Direct evaluation of these possibilities requires additional neurophysiological data. Walker (1988) suggested that an alternative source of evidence for analysing the role of laryngeal asymmetries in speech lateralization might be found in the study of stuttering. Difficulties in the sequencing and timing of impulses to the bilateral speech musculature and anomalous patterns of cerebral dominance have both long been identified as possible factors in its etiology (Travis, 1978, Starkweather, 1982): this is consistent with the possibility that the normal pattern of language lateralization assists in the achievement of the fluent co-ordination of laryngeal and supra-laryngeal movement.
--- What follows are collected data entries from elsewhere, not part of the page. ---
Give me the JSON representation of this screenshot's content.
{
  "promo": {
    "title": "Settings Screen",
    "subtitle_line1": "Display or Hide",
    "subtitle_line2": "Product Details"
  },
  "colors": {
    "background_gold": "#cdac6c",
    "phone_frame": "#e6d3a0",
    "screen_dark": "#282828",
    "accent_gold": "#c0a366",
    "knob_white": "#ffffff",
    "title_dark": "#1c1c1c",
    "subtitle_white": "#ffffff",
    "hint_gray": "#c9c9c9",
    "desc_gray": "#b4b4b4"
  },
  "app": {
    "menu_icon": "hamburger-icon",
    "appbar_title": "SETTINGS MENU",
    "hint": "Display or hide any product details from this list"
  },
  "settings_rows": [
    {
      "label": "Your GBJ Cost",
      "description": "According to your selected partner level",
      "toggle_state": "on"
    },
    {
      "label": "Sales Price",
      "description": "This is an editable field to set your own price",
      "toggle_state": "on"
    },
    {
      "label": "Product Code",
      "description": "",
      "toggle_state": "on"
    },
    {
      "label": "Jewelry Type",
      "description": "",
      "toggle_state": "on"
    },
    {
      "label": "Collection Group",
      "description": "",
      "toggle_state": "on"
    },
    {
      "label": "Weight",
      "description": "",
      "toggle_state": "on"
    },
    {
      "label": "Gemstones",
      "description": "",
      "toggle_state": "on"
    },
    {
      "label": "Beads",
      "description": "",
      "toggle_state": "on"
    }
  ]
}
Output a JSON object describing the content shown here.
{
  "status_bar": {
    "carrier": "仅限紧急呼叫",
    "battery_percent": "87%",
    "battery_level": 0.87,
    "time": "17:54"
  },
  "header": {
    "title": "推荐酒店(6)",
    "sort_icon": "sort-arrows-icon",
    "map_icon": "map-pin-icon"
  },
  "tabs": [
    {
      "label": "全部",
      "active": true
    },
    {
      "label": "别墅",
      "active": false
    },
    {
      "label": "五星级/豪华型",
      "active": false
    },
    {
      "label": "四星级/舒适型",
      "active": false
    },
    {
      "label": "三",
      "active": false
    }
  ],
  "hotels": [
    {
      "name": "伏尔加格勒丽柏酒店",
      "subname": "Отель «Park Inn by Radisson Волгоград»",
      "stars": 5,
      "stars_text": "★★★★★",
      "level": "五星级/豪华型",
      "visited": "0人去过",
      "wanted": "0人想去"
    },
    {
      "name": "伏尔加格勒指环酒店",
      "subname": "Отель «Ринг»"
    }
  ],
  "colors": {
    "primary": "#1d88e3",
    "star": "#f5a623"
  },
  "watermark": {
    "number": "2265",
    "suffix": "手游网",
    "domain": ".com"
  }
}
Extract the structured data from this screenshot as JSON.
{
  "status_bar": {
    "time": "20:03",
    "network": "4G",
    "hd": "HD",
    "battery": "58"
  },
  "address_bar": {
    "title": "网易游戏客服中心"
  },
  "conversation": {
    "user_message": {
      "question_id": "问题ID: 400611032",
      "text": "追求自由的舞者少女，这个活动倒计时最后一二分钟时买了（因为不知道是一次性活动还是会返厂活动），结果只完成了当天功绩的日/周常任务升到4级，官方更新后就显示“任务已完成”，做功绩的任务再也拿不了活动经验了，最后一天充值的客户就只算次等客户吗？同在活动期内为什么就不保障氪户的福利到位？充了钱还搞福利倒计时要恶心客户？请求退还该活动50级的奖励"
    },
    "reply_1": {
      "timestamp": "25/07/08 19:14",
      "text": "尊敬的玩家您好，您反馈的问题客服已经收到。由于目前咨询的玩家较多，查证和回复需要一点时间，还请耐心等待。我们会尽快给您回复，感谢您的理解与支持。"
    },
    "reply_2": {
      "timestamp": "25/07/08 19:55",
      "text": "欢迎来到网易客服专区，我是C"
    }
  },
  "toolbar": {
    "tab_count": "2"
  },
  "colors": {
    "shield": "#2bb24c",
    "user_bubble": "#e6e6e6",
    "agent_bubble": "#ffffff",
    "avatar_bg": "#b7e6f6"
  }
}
Modern techniques continue to provide evidence of abnormal laryngeal activity (Thumfart, 1988) and atypical lateralization (Pool et al, 1991; Watson et al, 1992) in stutterers. Some degree of low level motor control difficulty in stuttering is implied by recent invasive treatments: Ludlow (1990) reported modest but statistically significant improvements in fluency in seven stutterers after paralysing their left thyroartenoid muscles with botulinum toxin, while Andy & Bhatnagar (1992) found substantial alleviation of acquired stuttering in four patients receiving electrical stimulation of the left centremedian nucleus of the thalamus for the relief of chronic pain.


By comparison with the plethora of alternative theories of lateralization of human brain function (e.g. Previc. 1991; McNeilage et al 1988; Bradshaw, 1988; Corballis, 1989; Peters, 1988) the speculation that it is related to laryngeal innervation has little to support it, and there are many aspects of animal and human asymmetries for which it could have no relevance whatever (Bradshaw, 1991). Nevertheless, since laryngeal nerve length asymmetries are omnipresent, and limited investigation of their functional implications has so far been equivocal, their possible influence on the lateralization of speech production control deserves further consideration.